A structural style architecture body for mux2_1

• In general, in the declaration part of the architecture struct we usualy have COMPONENT declarations and SIGNAL declarations
• In order to simplify the coding, we declared all the components that we need in the package components from the file components.vhd , hence we declare only the internal signals here (in the declaration part of the architecture).
• The components from the package components end the entities from the file gates.vhd can be associated by default (without configuration).
• The file gates_plus.vhd, which contains the entities of the gates and their architectures, and the file components.vhd, which contains the package components mulst be downloaded into the working directory and then compiled.
• In order to make the content of the package visible inside the architecture struct, we have to put an use clause:
  
  USE WORK.components.ALL;
  
  before the architecture, or before the entity declarations. In our code is before the architecture.
• Signals declared in the declaration part of the architecture struct will connect the output of the internal gates (components, in general) with the input of other internal gates (i.e., components), like in figure 15.
• In VHDL it is not allowed to connect directly an input port of a component with the output port of another component, so we have to use signals for connecting them.
• But we can connect an input port of the entity that we model with an input port of an internal component,
• Or an output port of an internal component with an output port of the modeled entity.
• In this example, we have only component instantiation statements, because we have a structural description.
• The syntax of a component instantiation statement is the following:
  1. The statement must have a label, followed by the name of the component, then the generic map clause and the port map clause.
  2. The port map makes the association between the formal ports and the actual ports
  3. The syntax of VHDL permits two types of associations:
     1. positional association: when we write the name of the actual port on the corresponding position of the formal port (the name of the formal port does not appear). Avoid using it, because it can generate errors that are very difficult to debug !
     2. named association: syntax is: formal_port => actual_port
  4. We used here named association
  5. For example, if we take the statement:
     
     and1: and2gate PORT MAP(X => a, Y => sn, F => asn);
     
     the label is and1, the component name is and2gate, and the PORT MAP clause specifies that the input port X of the component and2gate is connected to the signal a (the input port of the entity mux2_1), the input port Y of the component is mapped (i.e., connected) to the internal signal sn, while the output F of the gate (of the component) is connected to the internal signal asn.
  6. Using positional association, the same component instantiation can be written:
     
     and2: and2gate PORT MAP(a, sn, asn); -- positional association
     
     
  7. As an exercise, draw the circuit diagram from the VHDL code in order to check the correctness of the code.
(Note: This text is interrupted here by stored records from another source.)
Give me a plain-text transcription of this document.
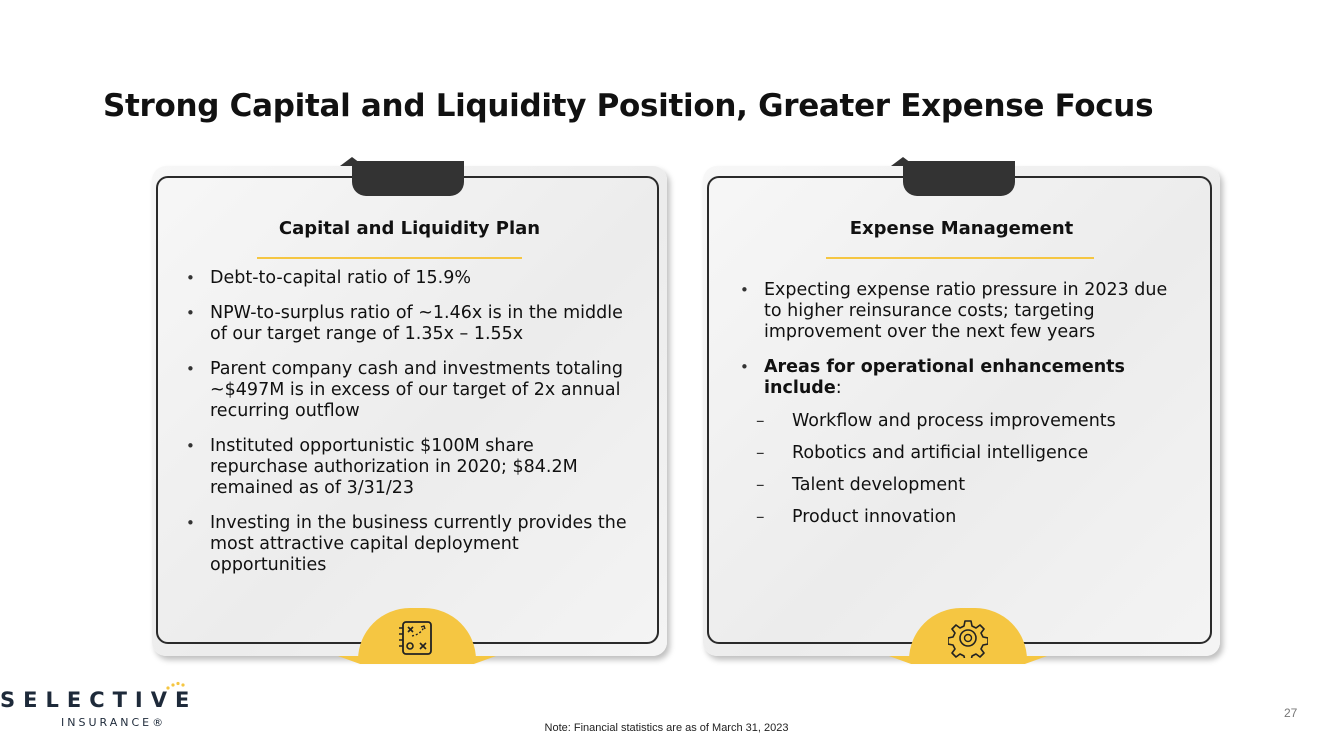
Strong Capital and Liquidity Position, Greater Expense Focus
Capital and Liquidity Plan
• Debt-to-capital ratio of 15.9%
• NPW-to-surplus ratio of ~1.46x is in the middle of our target range of 1.35x – 1.55x
• Parent company cash and investments totaling ~$497M is in excess of our target of 2x annual recurring outflow
• Instituted opportunistic $100M share repurchase authorization in 2020; $84.2M remained as of 3/31/23
• Investing in the business currently provides the most attractive capital deployment opportunities
Expense Management
• Expecting expense ratio pressure in 2023 due to higher reinsurance costs; targeting improvement over the next few years
• Areas for operational enhancements include:
– Workflow and process improvements
– Robotics and artificial intelligence
– Talent development
– Product innovation
SELECTIVE
INSURANCE®	Note: Financial statistics are as of March 31, 2023
27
A dataflow style architecture body for mux2_1

• We will use this style of modeling in order to replace each gate with its logic expression.
• In this way we can avoid writting structural description, and replace them with data flow description, with an identical functioning.
• For data flow descriptions, we do not need to declare components, hence we do not need the file components.vhd which contain the package components.
• Also, we do not need the descriptions of the gates (their entities and architectures), which means that we do not need the file gates_plus.vhd.
• We do need to declare internal signals in the declaration part of the architecture.
• The body of the architecture will contain the signal assignment statements which replace the component instantiation statements.
• For a realistic implementation, each component instantiation statement representing a gate will be replaced with the signal assignment statement corresponding to the logic expression of that gate.
• For example, we replace the statement:
  
  and1: and2gate PORT MAP(X => a, Y => sn, F => asn);
  
  with:
  
  asn <= a AND sn AFTER 10 ns;
  
  
• And similar for all the statements from the architecture struct.
• In this way we will obtain exactly the same behaviour of the multiplexer, but with a more comprehensible code.